The privacy contradiction. Onboarding promises the app never reads event details, yet the reschedule screen displays exact calendar time blocks. A student who notices that stops believing the privacy claim. The fix corrects the disclosure to describe how calendar data is actually used, and adds a data-retention default that purges syllabus and calendar data 30 days after the quarter ends.
No error states. There were no flows for a failed connection or a sync conflict. If the LMS API goes down, the student is stranded. The fix adds clear error states with retry, plus cached-data warnings during sync failures.
The honest caveat: this was a heuristic self-evaluation. Its value was catching contradictions before they reached a build.
Contribution: team-run heuristic evaluation.
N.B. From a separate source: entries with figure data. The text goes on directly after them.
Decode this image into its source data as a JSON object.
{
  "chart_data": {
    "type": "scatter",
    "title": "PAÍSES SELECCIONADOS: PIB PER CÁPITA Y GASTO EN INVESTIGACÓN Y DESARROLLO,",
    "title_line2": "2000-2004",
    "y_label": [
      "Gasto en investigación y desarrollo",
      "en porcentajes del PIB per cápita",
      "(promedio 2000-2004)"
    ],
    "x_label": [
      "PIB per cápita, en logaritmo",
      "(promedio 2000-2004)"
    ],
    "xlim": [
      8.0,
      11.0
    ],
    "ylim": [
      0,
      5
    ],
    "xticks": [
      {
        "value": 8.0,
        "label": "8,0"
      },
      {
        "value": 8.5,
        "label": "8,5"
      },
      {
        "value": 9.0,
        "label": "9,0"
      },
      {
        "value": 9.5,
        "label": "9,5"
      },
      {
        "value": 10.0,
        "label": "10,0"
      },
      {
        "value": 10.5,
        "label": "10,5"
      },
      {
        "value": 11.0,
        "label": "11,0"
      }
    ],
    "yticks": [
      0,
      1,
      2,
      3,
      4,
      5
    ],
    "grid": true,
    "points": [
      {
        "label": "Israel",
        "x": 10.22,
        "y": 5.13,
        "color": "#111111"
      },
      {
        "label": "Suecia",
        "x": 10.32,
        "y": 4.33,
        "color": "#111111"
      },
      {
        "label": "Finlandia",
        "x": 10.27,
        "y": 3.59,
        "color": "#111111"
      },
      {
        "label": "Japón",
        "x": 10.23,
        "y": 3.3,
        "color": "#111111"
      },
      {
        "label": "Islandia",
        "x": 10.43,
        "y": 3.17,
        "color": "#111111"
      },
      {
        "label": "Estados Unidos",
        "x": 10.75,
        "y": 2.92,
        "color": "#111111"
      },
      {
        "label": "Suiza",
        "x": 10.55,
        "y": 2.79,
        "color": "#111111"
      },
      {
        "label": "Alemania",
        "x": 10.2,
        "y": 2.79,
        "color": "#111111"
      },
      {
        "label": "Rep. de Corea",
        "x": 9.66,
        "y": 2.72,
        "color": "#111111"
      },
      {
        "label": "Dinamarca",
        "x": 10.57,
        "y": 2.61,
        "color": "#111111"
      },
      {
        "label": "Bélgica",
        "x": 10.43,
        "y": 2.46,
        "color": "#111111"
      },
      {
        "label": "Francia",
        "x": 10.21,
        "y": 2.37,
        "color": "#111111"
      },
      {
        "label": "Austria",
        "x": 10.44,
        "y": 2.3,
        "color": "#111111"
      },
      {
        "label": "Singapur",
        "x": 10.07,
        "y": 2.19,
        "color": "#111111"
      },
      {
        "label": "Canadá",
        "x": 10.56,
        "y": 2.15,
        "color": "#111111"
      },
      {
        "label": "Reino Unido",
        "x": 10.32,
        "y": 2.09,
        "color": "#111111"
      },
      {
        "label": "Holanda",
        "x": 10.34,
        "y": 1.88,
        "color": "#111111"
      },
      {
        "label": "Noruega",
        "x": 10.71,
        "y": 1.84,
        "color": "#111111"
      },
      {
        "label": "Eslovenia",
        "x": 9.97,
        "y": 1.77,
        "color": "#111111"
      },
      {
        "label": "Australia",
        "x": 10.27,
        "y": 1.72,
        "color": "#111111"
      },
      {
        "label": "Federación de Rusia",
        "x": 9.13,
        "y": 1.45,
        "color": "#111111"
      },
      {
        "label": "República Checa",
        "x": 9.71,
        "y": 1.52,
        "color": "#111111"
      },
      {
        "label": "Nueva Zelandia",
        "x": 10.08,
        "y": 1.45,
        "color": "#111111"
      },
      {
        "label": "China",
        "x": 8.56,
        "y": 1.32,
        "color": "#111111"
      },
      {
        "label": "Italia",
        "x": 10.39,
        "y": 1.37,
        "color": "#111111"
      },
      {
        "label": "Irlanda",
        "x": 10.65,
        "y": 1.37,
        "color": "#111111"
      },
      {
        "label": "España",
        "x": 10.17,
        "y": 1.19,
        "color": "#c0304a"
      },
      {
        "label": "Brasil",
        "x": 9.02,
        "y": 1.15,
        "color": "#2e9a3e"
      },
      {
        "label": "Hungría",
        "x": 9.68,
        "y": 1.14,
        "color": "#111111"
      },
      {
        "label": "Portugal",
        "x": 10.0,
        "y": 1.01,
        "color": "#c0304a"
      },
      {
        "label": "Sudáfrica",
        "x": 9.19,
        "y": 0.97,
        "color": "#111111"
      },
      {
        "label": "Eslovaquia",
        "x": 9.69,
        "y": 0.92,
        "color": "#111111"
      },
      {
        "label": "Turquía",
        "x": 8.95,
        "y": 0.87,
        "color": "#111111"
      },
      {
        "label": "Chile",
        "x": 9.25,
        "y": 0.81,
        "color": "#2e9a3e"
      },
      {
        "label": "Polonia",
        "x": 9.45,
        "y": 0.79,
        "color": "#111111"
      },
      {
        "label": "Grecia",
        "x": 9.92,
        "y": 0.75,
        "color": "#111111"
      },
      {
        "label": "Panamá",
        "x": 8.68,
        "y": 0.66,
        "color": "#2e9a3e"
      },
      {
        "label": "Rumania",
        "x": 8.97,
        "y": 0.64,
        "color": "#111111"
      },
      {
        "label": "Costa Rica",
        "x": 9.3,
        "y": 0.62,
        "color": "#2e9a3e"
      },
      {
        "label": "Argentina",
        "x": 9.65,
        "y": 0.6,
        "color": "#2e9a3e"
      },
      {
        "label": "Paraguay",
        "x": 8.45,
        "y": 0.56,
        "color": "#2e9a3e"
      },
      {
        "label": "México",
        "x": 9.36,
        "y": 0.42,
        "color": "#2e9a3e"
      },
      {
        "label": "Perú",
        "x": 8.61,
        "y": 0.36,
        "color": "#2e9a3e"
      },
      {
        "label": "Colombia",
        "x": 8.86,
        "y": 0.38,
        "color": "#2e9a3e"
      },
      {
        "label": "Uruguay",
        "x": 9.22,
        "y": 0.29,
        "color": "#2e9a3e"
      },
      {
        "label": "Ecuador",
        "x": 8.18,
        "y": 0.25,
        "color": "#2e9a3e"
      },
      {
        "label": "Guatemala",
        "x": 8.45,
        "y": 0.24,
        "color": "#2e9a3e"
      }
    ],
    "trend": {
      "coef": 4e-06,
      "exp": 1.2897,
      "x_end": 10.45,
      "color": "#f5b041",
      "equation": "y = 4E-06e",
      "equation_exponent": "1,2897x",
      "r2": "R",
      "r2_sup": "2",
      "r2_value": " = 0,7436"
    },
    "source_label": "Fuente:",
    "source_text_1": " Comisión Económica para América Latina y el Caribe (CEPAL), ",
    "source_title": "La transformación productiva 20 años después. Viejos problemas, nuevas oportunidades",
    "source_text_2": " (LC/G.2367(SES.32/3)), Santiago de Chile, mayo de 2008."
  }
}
What came of it: a high-fidelity prototype, a working proof of concept for the prioritization algorithm, and an evaluation that turned into a prioritized fix list. As a concept, the project holds together: the interaction stance, the algorithm, and the ethics all point the same way.
The original ambition included a full study-plan generator: NLP that parses any syllabus and a machine-learning model that personalizes over time. We deliberately narrowed that to a rule-based decision tree. That was the right call for a five-week concept, because a legible tree is demonstrable and defensible where a half-trained model would have been neither. It is a scoped limitation, not a failure, and it is the obvious next build.
Designing the algorithm taught me more than a black box would have. Because the logic was legible, I could see its assumptions and argue with them, which is exactly what I would want a student to be able to do with the system itself.
Transparency is load-bearing, not decorative.
Every trust decision in this design, the ranges, the "Why this?" control, the busy/free privacy line, traces back to that. And the evaluation that finds your own contradiction is the valuable one: it would have been easy to run a review that confirmed our choices. The one that caught the privacy inconsistency is the one that made the design better.
Contribution: personal reflection on designing the algorithm; project outcomes shared across the team.